O gracious and holy Father, give us
wisdom to perceive you,
intelligence to understand you,
diligence to seek you,
patience to wait for you,
eyes to behold you,
a heart to meditate on you,
and a life to proclaim you
through the power of the spirit
of Jesus Christ our Lord.


Benedict, cited in Praying with the Saints, Dublin: Veritas Publications, 1989, p.26.



A Benediction:

Go into the desert and there find your God in the silence; go into the depths of your being, and find your real self; in disciplined self-examination allow God and yourself to come together. Make your confession to him and receive his forgiveness. Then go into the world in peace to love and serve the Lord. Amen.



Now: Make a serious, personal covenant with the Lord, writing down in your journal a commitment to meet with him regularly, and outlining a way of approaching that 'quiet time' that is suited to you.

Buy Kenneth Swanson, Uncommon Prayer, and read it through fairly quickly, then spend several months slowly reading Richard Foster's Celebration of Discipline.

Contact a local retreat centre, and ask for their program.
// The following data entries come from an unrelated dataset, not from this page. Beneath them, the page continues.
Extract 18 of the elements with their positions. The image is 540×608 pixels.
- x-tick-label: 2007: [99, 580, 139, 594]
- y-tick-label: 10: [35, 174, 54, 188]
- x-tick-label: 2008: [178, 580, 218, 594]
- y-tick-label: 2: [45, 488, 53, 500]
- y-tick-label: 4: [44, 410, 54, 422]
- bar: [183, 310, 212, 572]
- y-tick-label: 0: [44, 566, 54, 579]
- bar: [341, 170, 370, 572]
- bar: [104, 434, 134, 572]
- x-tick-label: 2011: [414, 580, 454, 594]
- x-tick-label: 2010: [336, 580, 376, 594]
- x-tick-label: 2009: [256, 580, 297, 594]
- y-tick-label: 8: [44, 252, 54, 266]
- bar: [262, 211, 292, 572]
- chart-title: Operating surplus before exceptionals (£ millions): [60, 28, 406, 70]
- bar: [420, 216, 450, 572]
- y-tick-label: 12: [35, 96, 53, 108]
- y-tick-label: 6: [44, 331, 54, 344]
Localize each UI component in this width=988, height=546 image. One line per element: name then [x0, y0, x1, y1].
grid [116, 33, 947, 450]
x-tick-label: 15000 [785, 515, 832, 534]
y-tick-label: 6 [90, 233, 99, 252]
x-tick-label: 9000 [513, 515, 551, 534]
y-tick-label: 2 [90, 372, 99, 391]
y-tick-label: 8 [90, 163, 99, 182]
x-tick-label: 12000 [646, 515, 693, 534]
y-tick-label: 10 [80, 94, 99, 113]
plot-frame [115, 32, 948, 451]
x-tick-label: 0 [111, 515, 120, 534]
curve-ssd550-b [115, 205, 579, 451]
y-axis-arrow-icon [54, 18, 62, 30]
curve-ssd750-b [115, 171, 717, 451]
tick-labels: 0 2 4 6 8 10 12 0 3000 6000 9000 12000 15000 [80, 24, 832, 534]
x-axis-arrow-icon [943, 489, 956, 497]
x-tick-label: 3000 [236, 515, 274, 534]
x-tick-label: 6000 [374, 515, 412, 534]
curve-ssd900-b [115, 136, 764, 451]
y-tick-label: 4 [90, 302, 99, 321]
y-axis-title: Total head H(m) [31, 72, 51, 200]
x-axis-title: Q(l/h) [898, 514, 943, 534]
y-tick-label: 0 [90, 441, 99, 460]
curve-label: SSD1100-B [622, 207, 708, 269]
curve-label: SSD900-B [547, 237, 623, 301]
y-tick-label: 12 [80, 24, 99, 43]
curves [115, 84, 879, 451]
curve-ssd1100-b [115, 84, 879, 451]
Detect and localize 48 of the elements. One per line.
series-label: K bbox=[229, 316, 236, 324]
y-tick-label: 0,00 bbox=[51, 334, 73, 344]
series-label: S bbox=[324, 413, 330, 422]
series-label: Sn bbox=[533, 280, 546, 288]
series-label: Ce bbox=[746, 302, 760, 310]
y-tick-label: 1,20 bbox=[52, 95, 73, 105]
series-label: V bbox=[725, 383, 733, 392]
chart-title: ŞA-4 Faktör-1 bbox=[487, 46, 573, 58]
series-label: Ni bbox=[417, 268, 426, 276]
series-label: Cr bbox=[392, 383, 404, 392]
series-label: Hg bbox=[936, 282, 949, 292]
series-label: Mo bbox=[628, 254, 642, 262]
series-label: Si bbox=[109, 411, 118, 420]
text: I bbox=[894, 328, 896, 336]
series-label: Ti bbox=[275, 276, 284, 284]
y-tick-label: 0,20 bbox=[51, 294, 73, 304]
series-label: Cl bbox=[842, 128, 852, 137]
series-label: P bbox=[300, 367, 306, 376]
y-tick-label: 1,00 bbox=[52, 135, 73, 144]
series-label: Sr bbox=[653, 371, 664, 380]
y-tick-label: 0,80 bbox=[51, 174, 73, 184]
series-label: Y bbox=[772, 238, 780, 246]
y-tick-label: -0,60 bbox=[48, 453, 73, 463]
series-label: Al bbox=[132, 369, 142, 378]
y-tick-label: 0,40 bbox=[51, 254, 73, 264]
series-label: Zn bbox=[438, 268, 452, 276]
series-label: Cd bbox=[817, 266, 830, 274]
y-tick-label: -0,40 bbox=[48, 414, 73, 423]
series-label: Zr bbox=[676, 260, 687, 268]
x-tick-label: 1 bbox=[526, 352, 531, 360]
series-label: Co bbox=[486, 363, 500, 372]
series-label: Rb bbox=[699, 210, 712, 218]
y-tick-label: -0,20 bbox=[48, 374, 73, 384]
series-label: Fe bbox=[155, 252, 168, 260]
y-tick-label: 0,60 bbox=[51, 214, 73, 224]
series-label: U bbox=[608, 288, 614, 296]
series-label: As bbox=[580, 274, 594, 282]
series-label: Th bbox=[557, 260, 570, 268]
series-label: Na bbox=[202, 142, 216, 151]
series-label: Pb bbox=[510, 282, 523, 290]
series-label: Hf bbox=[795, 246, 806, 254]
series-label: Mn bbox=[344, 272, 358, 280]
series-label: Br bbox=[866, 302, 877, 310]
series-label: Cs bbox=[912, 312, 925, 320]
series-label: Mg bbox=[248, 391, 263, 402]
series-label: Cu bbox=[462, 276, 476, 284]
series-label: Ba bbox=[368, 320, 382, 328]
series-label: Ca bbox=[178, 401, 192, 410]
Book yourself into a retreat or course each year.

Some Spiritual Exercises: In your journal, write responses to these:

1. Imagine you are the woman healed in Mark 5:21-34 or Peter at the feeding of the five thousand (Mark 6:30-52): how do you feel?

2. Make a list of the main events of your life. Why are they important?

3. Answer the question: 'What is my desire'?

4. 'The second greatest tragedy is to have never been loved. But the greatest tragedy is to be loved and never know it.' Write a love-letter to the Lord.

5. What would you do on the last day of your life?

6. Write - honestly - your own funeral oration. What will the pastor say about you, do you think?

Further Reading: Some of the spiritual classics include The Confessions of Saint Augustine (there are several good modern translations), The Imitation of Christ by Thomas a Kempis, Introduction to the Devout Life by Francis de Sales and William Law's A Serious Call to a Devout and Holy Life.

General introductions include Richard Foster, Celebration of Discipline, San Francisco: Harper & Row, or London: Hodder & Stoughton, 1978; Margaret Hebblethwaite, Finding God in All Things, London: Fount Paperbacks, 1990; Peter Toon, What is Spirituality? And is it for me? London: Daybreak, 1989; Rowland Croucher, Recent Trends Among Evangelicals, Part 3: 'Creative Spirituality' (John Mark Ministries, 1991). Read anything by Henri Nouwen, Thomas Merton, Carlo Carretto, Anthony de Mello. Daily or weekly devotions: Rowland Croucher (ed.) Still Waters ... Deep Waters: Meditations and Prayers for Busy People, High Mountains, Deep Valleys: Meditations and Prayers for the Down Times, Rivers in the Desert: Meditations and Prayers for Refreshment, Gentle Darkness (Albatross/ Lion, 1987, 1990, 1991, 1992).

For more serious students there are Dictionaries of Spirituality (eg. by G. Wakefield, C.Cary-Elwes) and compendiums of articles about spirituality in John Garvey (ed), Modern Spirituality, an Anthology, London: Darton, Longman and Todd, 1985, and The Study of Spirituality (ed. C.Jones, G. Wainwright and E. Yarnold).